Yvaine Gan, global investment and innovation incentives leader at Deloitte Singapore, said: “This study could explore the potential pros and cons of using Qualified Refundable Tax Credits (QRTCs), Research and Development (R&D) tax credits and other fiscal and non-fiscal support to attract investments.”
The firm added that it may be worthwhile to evaluate whether the Development and Expansion Incentive – a key tool Singapore uses as a magnet for foreign investments – would require an overhaul, or whether it could be offered in conjunction with other forms of support, such as grants.
Turning to the other item on its Budget wish list – policies to speed up Singapore’s green transition – Deloitte is proposing that the government extend the application deadline for the Enterprise Financing Scheme-Green, which is accepting applications only until Mar 31, 2024.
Deloitte said that Singapore should consider extending the application deadline to spur innovation and investment in Singapore’s sustainability scene in the long term. Doing this would enable Singapore to capitalise on the global demand for green solutions, said the company.
It is also calling on the government to invest in green skills and continue its support of green businesses to create “good green jobs”. It also recommends further investment in instilling green skills in existing jobs that are not traditionally green in nature.
Further transparency is needed in several sections in the recent Draft Carbon Pricing (Amendment) Bill, Deloitte also said. These include details on what makes an “eligible carbon credit”.
It is asking the government to provide clarity on the eligibility criteria of businesses deemed to be of “sufficient economic or strategic importance” that are granted allowance.

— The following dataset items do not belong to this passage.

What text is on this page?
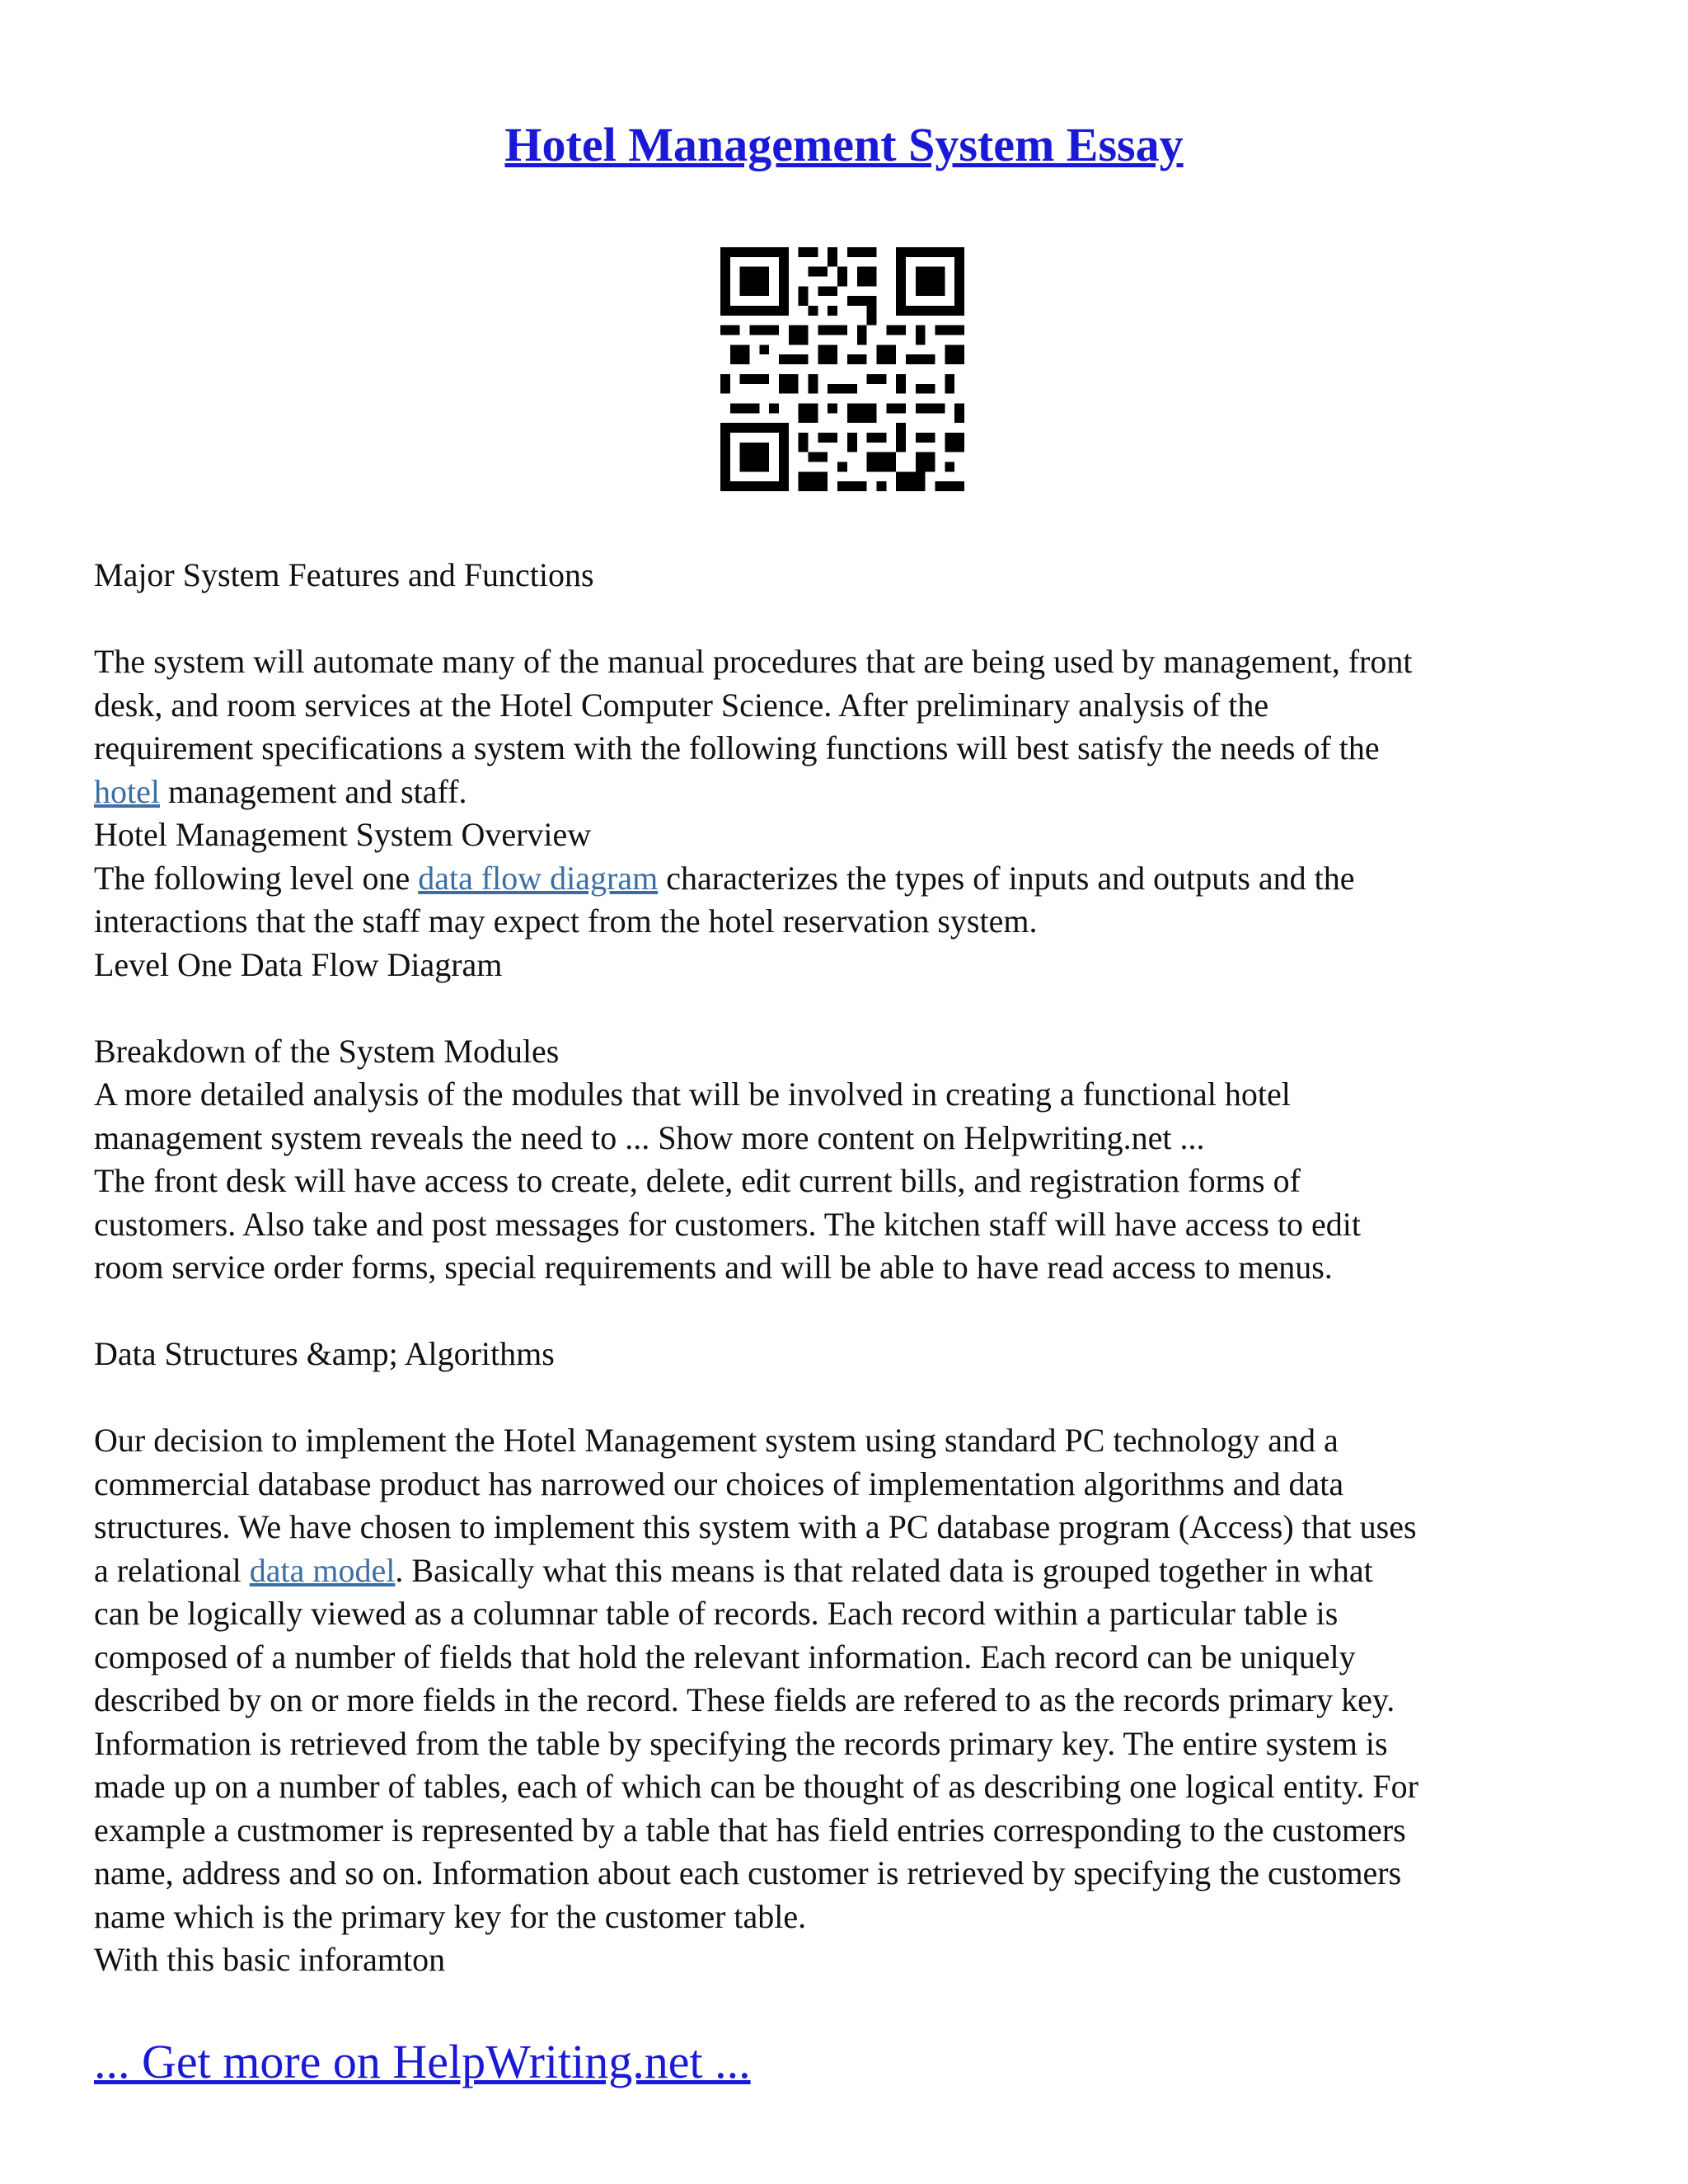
Hotel Management System Essay

Major System Features and Functions

The system will automate many of the manual procedures that are being used by management, front

desk, and room services at the Hotel Computer Science. After preliminary analysis of the

requirement specifications a system with the following functions will best satisfy the needs of the

hotel management and staff.

Hotel Management System Overview

The following level one data flow diagram characterizes the types of inputs and outputs and the

interactions that the staff may expect from the hotel reservation system.

Level One Data Flow Diagram

Breakdown of the System Modules

A more detailed analysis of the modules that will be involved in creating a functional hotel

management system reveals the need to ... Show more content on Helpwriting.net ...

The front desk will have access to create, delete, edit current bills, and registration forms of

customers. Also take and post messages for customers. The kitchen staff will have access to edit

room service order forms, special requirements and will be able to have read access to menus.

Data Structures &amp; Algorithms

Our decision to implement the Hotel Management system using standard PC technology and a

commercial database product has narrowed our choices of implementation algorithms and data

structures. We have chosen to implement this system with a PC database program (Access) that uses

a relational data model. Basically what this means is that related data is grouped together in what

can be logically viewed as a columnar table of records. Each record within a particular table is

composed of a number of fields that hold the relevant information. Each record can be uniquely

described by on or more fields in the record. These fields are refered to as the records primary key.

Information is retrieved from the table by specifying the records primary key. The entire system is

made up on a number of tables, each of which can be thought of as describing one logical entity. For

example a custmomer is represented by a table that has field entries corresponding to the customers

name, address and so on. Information about each customer is retrieved by specifying the customers

name which is the primary key for the customer table.

With this basic inforamton

... Get more on HelpWriting.net ...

On immigration matters, Deloitte is proposing that the government offer a Long-Term Visit Pass (LTVP) for same-sex partners on the basis of a recognised marriage or common-law status in the home countries of these individuals. It added that the “lack of options” for same-sex partners remains a barrier to attracting talent to Singapore.
Meanwhile, it is also asking for a Letter of Consent to be made available again to spouses that are holders of the Dependant’s Pass, as it would enable them to stay and work in Singapore.
Other areas the government should continue to focus on include strengthening the intellectual property ecosystem as well as the finance services sector, to enhance Singapore’s competitiveness in the digital economy, Deloitte said.